After having her first child, Dr. Stephanie Gustin and her husband started thinking it was time to leave California. When Gustin got a job offer from Omaha’s Heartland Center For Reproductive Medicine, it cemented their move to her home state in 2015. Gustin never doubted she had made the right decision. Until this summer.
“Now that we’re in this political mass, it’s the first time I’ve ever questioned where I chose to bring our family,” said Gustin, a reproductive endocrinologist.
The U.S. Supreme Court’s overturn of Roe v. Wade on June 24 has prompted fear, confusion and anger for some in the medical community. As Nebraska eyes more restrictive abortion laws, which doctors like Gustin say endanger themselves and patients, local reproductive rights advocates have taken a new strategy. On July 1, Gustin and other local doctors started Campaign for a Healthy Nebraska, a Political Action Committee that aims to educate and advocate for access to reproductive rights, including abortion.
So far that’s meant holding small gatherings at volunteers’ homes to strategize how to educate voters on the complexities of reproductive care not being addressed by most politicians — specifically the medical nuances that affect each patient’s decision. The PAC’s eight founding members, which include four doctors from the Methodist Health System, three from the Heartland Center and one from a private practice hope to make educational videos and other materials that can be disseminated to the public.

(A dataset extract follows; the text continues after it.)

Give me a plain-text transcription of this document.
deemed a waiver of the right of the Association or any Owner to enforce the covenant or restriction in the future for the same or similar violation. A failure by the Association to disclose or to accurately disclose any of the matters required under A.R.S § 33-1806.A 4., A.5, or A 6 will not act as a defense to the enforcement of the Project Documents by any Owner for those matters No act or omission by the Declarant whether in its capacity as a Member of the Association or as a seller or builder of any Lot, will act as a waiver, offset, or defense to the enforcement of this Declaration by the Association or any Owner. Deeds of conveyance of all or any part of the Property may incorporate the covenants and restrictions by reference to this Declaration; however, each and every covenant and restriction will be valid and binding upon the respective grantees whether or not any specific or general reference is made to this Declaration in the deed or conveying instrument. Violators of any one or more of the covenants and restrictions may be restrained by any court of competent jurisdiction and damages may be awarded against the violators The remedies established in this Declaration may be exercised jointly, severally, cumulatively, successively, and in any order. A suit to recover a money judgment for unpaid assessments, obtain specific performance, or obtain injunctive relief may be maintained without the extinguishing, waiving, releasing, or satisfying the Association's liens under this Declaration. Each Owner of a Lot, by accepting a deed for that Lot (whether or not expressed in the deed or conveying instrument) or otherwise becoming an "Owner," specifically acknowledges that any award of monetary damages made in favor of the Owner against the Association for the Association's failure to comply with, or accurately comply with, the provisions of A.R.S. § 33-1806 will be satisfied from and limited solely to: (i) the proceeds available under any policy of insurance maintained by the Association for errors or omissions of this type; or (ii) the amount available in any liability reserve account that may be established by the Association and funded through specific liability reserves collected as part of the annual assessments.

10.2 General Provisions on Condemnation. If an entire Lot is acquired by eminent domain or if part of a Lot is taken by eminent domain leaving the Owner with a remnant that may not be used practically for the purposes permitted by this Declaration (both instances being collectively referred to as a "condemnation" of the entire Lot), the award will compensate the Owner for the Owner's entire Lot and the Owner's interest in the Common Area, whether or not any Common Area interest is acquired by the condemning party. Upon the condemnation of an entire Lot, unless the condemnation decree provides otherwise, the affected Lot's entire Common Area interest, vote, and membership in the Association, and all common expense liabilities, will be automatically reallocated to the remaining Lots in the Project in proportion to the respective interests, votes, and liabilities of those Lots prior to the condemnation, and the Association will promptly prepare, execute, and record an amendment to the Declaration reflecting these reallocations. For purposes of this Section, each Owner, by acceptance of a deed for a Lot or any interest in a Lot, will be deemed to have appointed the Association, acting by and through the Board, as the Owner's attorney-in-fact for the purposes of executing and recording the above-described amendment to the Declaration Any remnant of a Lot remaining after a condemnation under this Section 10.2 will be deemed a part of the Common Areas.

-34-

“Because if you’re not medical, if you’re not doing this every day, I don’t think that most people recognize the implications until they’re laid out,” said Dr. Emily Patel, a maternal-fetal medicine specialist at Methodist Women’s Hospital.
As a traditional PAC, the group also plans to donate money to candidates who support reproductive rights, so far raising more than $200,000, Gustin said.
Physicians say threatening health care like abortions, and the myriad of legal interpretations and consequences that entails, is not only a professional imperative, but also a moral one.
“You can bet that there will be women who will die because physicians are scared, because they’re worried that something that they do that is medically sound might be interpreted as illegal by the law,” Patel said.
When “trigger bill” LB 933, which would have banned all abortions, narrowly failed in the Nebraska Legislature this past April, Gustin said it sent a red flag to physicians.
Doctors, 150 of which signed a petition opposing LB 933 along with the Nebraska Medical Association and Nebraska Pharmacists Association, say this legislation could penalize life-saving procedures. Advocates for abortion bans said those concerns are blown out of proportion. Either way, founders of Campaign for a Healthy Nebraska say they were frightened by the “loose hold” legislation had on the consequences for patients and providers.
“We started talking as fertility doctors and that discussion then started to evolve into including other OBGYNs,” Gustin said. “We realiz[ed] that we need to provide education, and education needs to come from us rather than politicians who don’t understand what we do.”
Besides advocating for abortion as a key element of reproductive health and medical privacy, many PAC members specialize in IVF, procedures that would’ve been deemed illegal by LB 933 and could still be criminalized if similar legislation were to pass in the future.
“Many of these bills are very overreaching and overarching. Often, they start with defining life at conception,” said Dr. Abigail Delaney, reproductive endocrinology and infertility specialist at Methodist Women’s Hospital. “As a part of in vitro fertilization, we take eggs and sperm, combine them outside the body to create embryos, and then transfer embryos back to a woman’s uterus. Anytime that an embryo is given personhood, where they are given legal rights equal to a living, breathing citizen, it makes our job impossible.”
Explaining exactly what comes with anti-abortion legislation like Nebraska’s past attempts, which passed successfully in several other states, is integral to Campaign for a Healthy Nebraska. And it may be a point many are ready to hear.
A Pew Research poll found that 50% of Nebraskans thought abortion should be legal in all or most cases and a recent ACLU of Nebraska poll found 55% opposed banning abortion. However, the nuances of reproductive health — IVF, medically induced abortions, what circumstances should preclude or necessitate a procedure — are complicated. Total bans have created confusion and fear among doctors, especially in life-or-death scenarios where state and federal law conflict.
State leaders had signaled they would be interested in calling a special session of the Nebraska Legislature to resume talks on abortion legislation, however that hasn’t happened yet. Campaign for a Healthy Nebraska members say they’re ready to protest if new legislation appears, but their eyes are also fixed on November and giving voters the information they need when considering politicians’ stances on abortion.
“It is important to point out to the public how wide-reaching these implications are,” Patel said. “I see scenarios in which pregnancy could put a mother’s life at risk, and that could be immediately life-threatening. It could also mean that in the next six months or a year. it could affect that person’s life or alter their lifespan. When I talk to patients about abortion, it’s in the face of really grave circumstances, circumstances that we can’t paint black and white. Even if the law says that it will have an exception for maternal life, how do we define that?”